- Interactive map of Rat Niyom Subdistrict
- Country: Thailand
- Province: Nonthaburi
- District: Sai Noi

Area
- • Total: 35.15 km^{2} (13.57 sq mi)

Population (2020)
- • Total: 6,759
- • Density: 192.29/km^{2} (498.0/sq mi)
- Time zone: UTC+7 (ICT)
- Postal code: 11150
- TIS 1099: 120502

= Rat Niyom =

Rat Niyom (ราษฎร์นิยม, /th/) is one of the seven subdistricts (tambon) of Sai Noi District, in Nonthaburi Province, Thailand. The subdistrict is bounded by (clockwise from north) Sam Mueang, Bo Ngoen, Namai, Lahan, Khlong Khwang, Khun Si and Sai Yai subdistricts.
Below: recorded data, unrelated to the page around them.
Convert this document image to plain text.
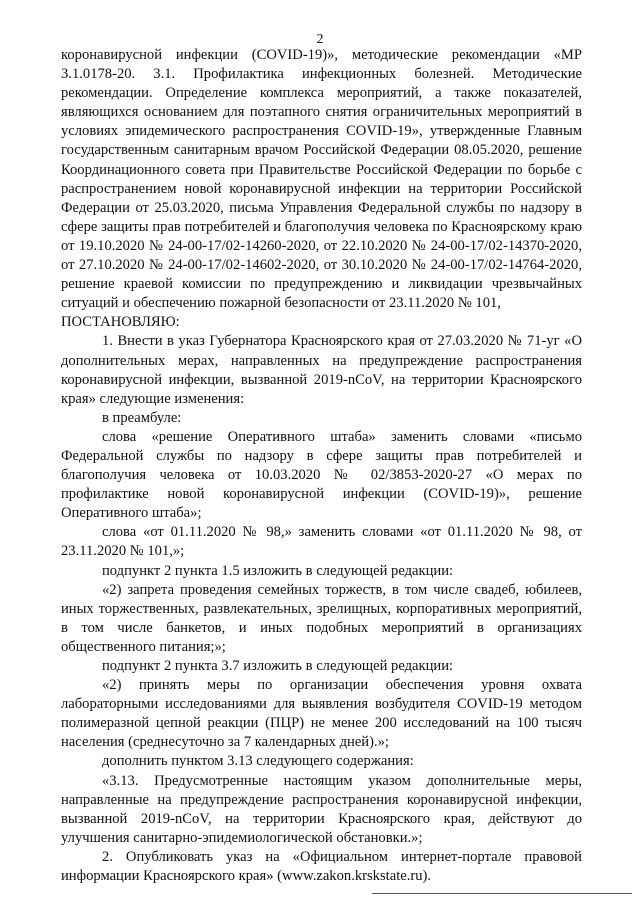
2

коронавирусной инфекции (COVID-19)», методические рекомендации «МР 3.1.0178-20. 3.1. Профилактика инфекционных болезней. Методические рекомендации. Определение комплекса мероприятий, а также показателей, являющихся основанием для поэтапного снятия ограничительных мероприятий в условиях эпидемического распространения COVID-19», утвержденные Главным государственным санитарным врачом Российской Федерации 08.05.2020, решение Координационного совета при Правительстве Российской Федерации по борьбе с распространением новой коронавирусной инфекции на территории Российской Федерации от 25.03.2020, письма Управления Федеральной службы по надзору в сфере защиты прав потребителей и благополучия человека по Красноярскому краю от 19.10.2020 № 24-00-17/02-14260-2020, от 22.10.2020 № 24-00-17/02-14370-2020, от 27.10.2020 № 24-00-17/02-14602-2020, от 30.10.2020 № 24-00-17/02-14764-2020, решение краевой комиссии по предупреждению и ликвидации чрезвычайных ситуаций и обеспечению пожарной безопасности от 23.11.2020 № 101,

ПОСТАНОВЛЯЮ:

1. Внести в указ Губернатора Красноярского края от 27.03.2020 № 71-уг «О дополнительных мерах, направленных на предупреждение распространения коронавирусной инфекции, вызванной 2019-nCoV, на территории Красноярского края» следующие изменения:

в преамбуле:

слова «решение Оперативного штаба» заменить словами «письмо Федеральной службы по надзору в сфере защиты прав потребителей и благополучия человека от 10.03.2020 № 02/3853-2020-27 «О мерах по профилактике новой коронавирусной инфекции (COVID-19)», решение Оперативного штаба»;

слова «от 01.11.2020 № 98,» заменить словами «от 01.11.2020 № 98, от 23.11.2020 № 101,»;

подпункт 2 пункта 1.5 изложить в следующей редакции:

«2) запрета проведения семейных торжеств, в том числе свадеб, юбилеев, иных торжественных, развлекательных, зрелищных, корпоративных мероприятий, в том числе банкетов, и иных подобных мероприятий в организациях общественного питания;»;

подпункт 2 пункта 3.7 изложить в следующей редакции:

«2) принять меры по организации обеспечения уровня охвата лабораторными исследованиями для выявления возбудителя COVID-19 методом полимеразной цепной реакции (ПЦР) не менее 200 исследований на 100 тысяч населения (среднесуточно за 7 календарных дней).»;

дополнить пунктом 3.13 следующего содержания:

«3.13. Предусмотренные настоящим указом дополнительные меры, направленные на предупреждение распространения коронавирусной инфекции, вызванной 2019-nCoV, на территории Красноярского края, действуют до улучшения санитарно-эпидемиологической обстановки.»;

2. Опубликовать указ на «Официальном интернет-портале правовой информации Красноярского края» (www.zakon.krskstate.ru).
In 2020 it had a total population of 6,759 people.

==Administration==
===Central administration===
The subdistrict is subdivided into 8 administrative villages (muban).

| No. | Name | Thai |
|---|---|---|
| 01. | Ban Khlong Khun Si | บ้านคลองขุนศรี |
| 02. | Ban Rat Niyom | บ้านราษฎร์นิยม |
| 03. | Ban Rat Niyom | บ้านราษฎร์นิยม |
| 04. | Ban Lak Khon (Ban Khlong Lak Khon) | บ้านลากค้อน (บ้านคลองลากค้อน) |
| 05. | Ban Lak Khon (Ban Khlong Lak Khon) | บ้านลากค้อน (บ้านคลองลากค้อน) |
| 06. | Ban Rat Niyom | บ้านราษฎร์นิยม |
| 07. | Ban Lak Khon (Ban Khlong Lak Khon) | บ้านลากค้อน (บ้านคลองลากค้อน) |
| 08. | Ban Khlong Na Mon | บ้านคลองนาหมอน |

===Local administration===
The whole area of the subdistrict is covered by Rat Niyom Subdistrict Administrative Organization (องค์การบริหารส่วนตำบลราษฎร์นิยม).